YOUR HEALTH
You’re doing what with my tax dollars?
Dr. Diane Forbes
Generally I don’t mind to pay my taxes. I like to believe that taxes
are a good system for providing services fairly to all the people who
make up my community, both regionally and nationally. They help to pay
for schools, that can educate all of our children. And although I can
think of lots of “stuff” that I would like to spend my tax dollars on,
if I didn’t have to send them away, I know that providing housing to
low income Canadians is a matter of life and death in this wintry
country.
I also like to believe that my tax dollars are going to providing care
facilities for maintaining the health of my friends, neighbors and
community members. So imagine my surprise when I saw that the
Provincial Health Services Authority, Office of Business Development
has tendered for MBA’s to identify “POTENTIAL …commercialization of
medical/surgical services:” in such areas as Pediatric neuro-surgery,
to be aimed and marketed to predominantly international patients!
Now hold on a minute. The Government of British Columbia web site for
the Provincial Health Services Authority says that it’s role is to
oversee “the coordination and delivery of provincial programs and
highly specialized health care services.” These “highly specialized
services include resource-intensive services, such as heart surgery,
transplants and treatment of severe burns, which cannot be delivered in
every community” in BC.
These include the BC Cancer Agency, the BC Provincial Renal Agency, the
BC Transplant Society, the BC Drug & Poison Information Centre, the
BC Centre for Disease Control, Children's and Women's Health Centre,
Riverview Hospital, and Forensic Psychiatric Services. You should know
that these “Provincial programs and highly specialized services account
for about a third of the province's spending on hospital care.”
(http://www.healthservices.gov.bc.ca/socsec/authority.html)
These sound like pretty important functions to me. “Under the previous
governance structure, a small number of health authorities were
responsible for these services, making it difficult to effectively plan
or coordinate equitable delivery to all British Columbians.”
If delivery of these services can pose a problem, why exactly is the
provincial government looking for areas of excess capacity that may
exist so that they can use facilities paid for with our tax dollars,
for the purpose of maintaining our health, in order to provide what can
only be private services to an international clientele?
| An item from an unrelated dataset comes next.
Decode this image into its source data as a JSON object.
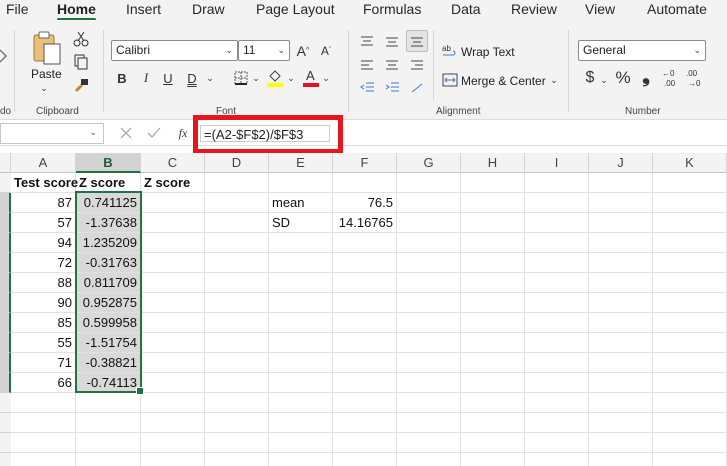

Not only that,
but they are interested to find out what additional capital investment
and managerial structure may be needed in order to provide these
services. Which means spending more of our tax dollars for no
additional care for us!
Don’t forget. This means that our current government is considering
using our tax dollars to put privately paying patients into publicly
funded care settings, not citizens of our province who may need highly
specialized services. This will not only use resources that could be
possibly be employed to relieve the burdens of demand for health
services in other areas (say for example wait lists), but it will also
use up tremendous amounts of specialized physician time, whose
training, if the MD was trained in Canada, we also heavily subsidized
through our taxes!
So I say let the Liberal Government know: forget it. They are aware
that there are potential political implications to such a plan. They
particularly want the MBA’s to investigate how the general public,
among others, will perceive this. I take it with anger, and
disappointment. I expect that any excess capacity be offered to other
Canadians, who also contribute to our public services, or that these
excesses be eliminated from the global budgets and reallocated into
other social programs, or return the provision of these services to the
smaller health authorities, so maybe people can get care closer to
home.
I think that anyone who feels like I do should ask their MLA about this
plan (The Provincial Health Services Authority Project). If our
representatives are socially responsible to their constituents, then
they should also have some questions about this tender.
There is an election coming, and the government is advertising about
how much they are spending on our health care system. My question is
what are they intending to spend all that money on, and how does it
help the taxpaying citizen. These are questions we all should be
asking, particularly of a government so interested in private-public
partnerships (P3’s). Does this count as a P3, and if so how exactly
does it benefit us? I’d like to know before I cast a vote for who gets
to spend my tax dollars.
On a final note, you might want to check out
http://www.costshift.ca/ to find
out how you have faired in the wake of the increase in health care
premiums among the other taxes that you pay.